God keeps showing me that celibacy gives the freedom to love widely, rather than being limited to a wife and children, and then what’s left over for others. That makes marriage sound like a mean affair, and in fact it knocks a lot of selfishness out of people, while celibates like me can be quite selfish in their freedom if they are not careful. But I do enjoy being available to love the poor (especially at the Jesus Centre drop-in), my natural sister, my community house family including children, friends near and far, people I bump into randomly, or meet in evangelism. Plus I can love nature on mountains or in the back garden (I’m well known for liking bugs); it can be a real empathy.
And of course there is more time and freedom to seek and love God. I call it sitting by the sea when I go down the cellar or somewhere quiet and take time with him. I may pray or write verses or just be still (my weakest one). I can check my own heart, meditate, find prophetic insight, pursue a theme, and so on. I have scope to study scripture and read, to fast, to walk in the night. I’m free to waste time too, so it’s a responsibility.
Celibacy is an offering to God. One of the strongest words I ever heard from God was at a big event the church had in the early 90′s. I realised how much it had cost us so far to build, and it brought me to tears in the Spirit as I heard God say ‘I have made you (to be) an offering’. We are corporately a living sacrifice to him, and celibacy is a particular expression of this, an offering of love to him who first loved us and called us to be part of his bride. It is painful at times, but rich.

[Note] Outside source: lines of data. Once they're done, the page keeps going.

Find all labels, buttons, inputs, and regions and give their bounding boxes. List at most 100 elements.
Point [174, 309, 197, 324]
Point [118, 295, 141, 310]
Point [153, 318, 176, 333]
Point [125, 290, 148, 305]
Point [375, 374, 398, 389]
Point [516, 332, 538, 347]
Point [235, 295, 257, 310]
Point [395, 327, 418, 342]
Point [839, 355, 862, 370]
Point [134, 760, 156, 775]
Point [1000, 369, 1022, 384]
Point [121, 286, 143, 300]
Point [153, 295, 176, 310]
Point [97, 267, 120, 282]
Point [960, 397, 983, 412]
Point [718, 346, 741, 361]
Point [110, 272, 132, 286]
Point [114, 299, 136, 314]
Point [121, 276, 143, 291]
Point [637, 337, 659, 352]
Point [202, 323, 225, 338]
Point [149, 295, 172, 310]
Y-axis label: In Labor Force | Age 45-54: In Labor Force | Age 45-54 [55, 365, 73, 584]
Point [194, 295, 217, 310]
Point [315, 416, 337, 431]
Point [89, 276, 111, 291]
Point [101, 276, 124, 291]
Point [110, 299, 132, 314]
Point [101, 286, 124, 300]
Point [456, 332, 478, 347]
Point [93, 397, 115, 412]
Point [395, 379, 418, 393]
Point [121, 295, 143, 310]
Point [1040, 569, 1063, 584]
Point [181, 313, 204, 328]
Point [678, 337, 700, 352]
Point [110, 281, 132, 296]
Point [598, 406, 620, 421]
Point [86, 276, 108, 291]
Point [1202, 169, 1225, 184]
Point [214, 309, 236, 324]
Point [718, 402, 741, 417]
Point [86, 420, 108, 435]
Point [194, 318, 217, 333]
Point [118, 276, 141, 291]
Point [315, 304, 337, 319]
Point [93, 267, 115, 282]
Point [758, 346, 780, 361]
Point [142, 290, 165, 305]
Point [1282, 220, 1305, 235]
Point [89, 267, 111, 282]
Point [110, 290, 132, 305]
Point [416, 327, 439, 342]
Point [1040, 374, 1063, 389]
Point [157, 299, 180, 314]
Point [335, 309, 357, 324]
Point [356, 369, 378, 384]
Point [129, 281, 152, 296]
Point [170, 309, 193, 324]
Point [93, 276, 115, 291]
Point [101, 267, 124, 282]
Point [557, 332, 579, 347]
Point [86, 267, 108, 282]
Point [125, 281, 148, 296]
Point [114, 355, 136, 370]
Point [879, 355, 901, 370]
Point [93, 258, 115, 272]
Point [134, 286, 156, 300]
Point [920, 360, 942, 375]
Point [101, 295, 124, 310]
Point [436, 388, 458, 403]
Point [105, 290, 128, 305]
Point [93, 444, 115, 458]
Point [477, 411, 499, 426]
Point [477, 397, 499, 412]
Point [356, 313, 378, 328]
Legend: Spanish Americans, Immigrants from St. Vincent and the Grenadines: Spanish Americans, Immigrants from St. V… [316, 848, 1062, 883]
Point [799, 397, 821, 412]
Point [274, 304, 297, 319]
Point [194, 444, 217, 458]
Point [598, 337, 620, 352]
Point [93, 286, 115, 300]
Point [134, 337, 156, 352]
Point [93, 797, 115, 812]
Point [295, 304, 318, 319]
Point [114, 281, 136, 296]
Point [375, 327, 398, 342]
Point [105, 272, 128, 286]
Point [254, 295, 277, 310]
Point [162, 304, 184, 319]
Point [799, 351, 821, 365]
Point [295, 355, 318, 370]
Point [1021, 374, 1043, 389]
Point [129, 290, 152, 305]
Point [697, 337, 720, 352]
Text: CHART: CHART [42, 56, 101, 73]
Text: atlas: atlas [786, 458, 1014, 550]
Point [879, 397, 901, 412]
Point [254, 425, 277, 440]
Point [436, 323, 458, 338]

Celibates love Jesus. Now that does not instantly float my boat; after all he is a man, albeit a majestic man and an incomparable role model. But my images are of a bearded man with long hair (did he?) and a long white robe. I love him for what he did for me, but not for looking like that. However, he made it clear that we can love him in ways other than singing soppy songs with tearful eyes. Sorry – I do get moved by songs once in a while, and of course manly David loved God in song and prayer. His presence brings me to unsentimental tears.
He said ‘If you love me, keep my commandments’, so obedience is loving him. And his new command was to love one another, so I love Jesus by loving my brethren and being there for them. I also love him by doing good to ‘the least of these my brethren’ (Matthew 25.40) and meeting the needs of the poor and rejected. For Peter to love him meant to feed Jesus’ sheep, and as a pastor I must do that too; celibacy helps me have capacity. Plus I guess that to advance the kingdom with gifts and the gospel is to love Jesus. So there are lots of ways that I can work it out.
There is a theme that I return to, which is the quest of the human heart for union. The fall and our physical limitations leave us essentially lonely. We are made in the image of the triune God and so we long for oneness with others while still being ourselves. Even marriage with its intimacy can be an elusive reaching for the union of being that we are made for (I have known a taste of it, sublime but still limited). Celibacy is one path in the quest, loving many, exploring how to love God and to know him more.
We shall only find our full home and consummation of union in glory, but for now our hearts draw us on after Jesus.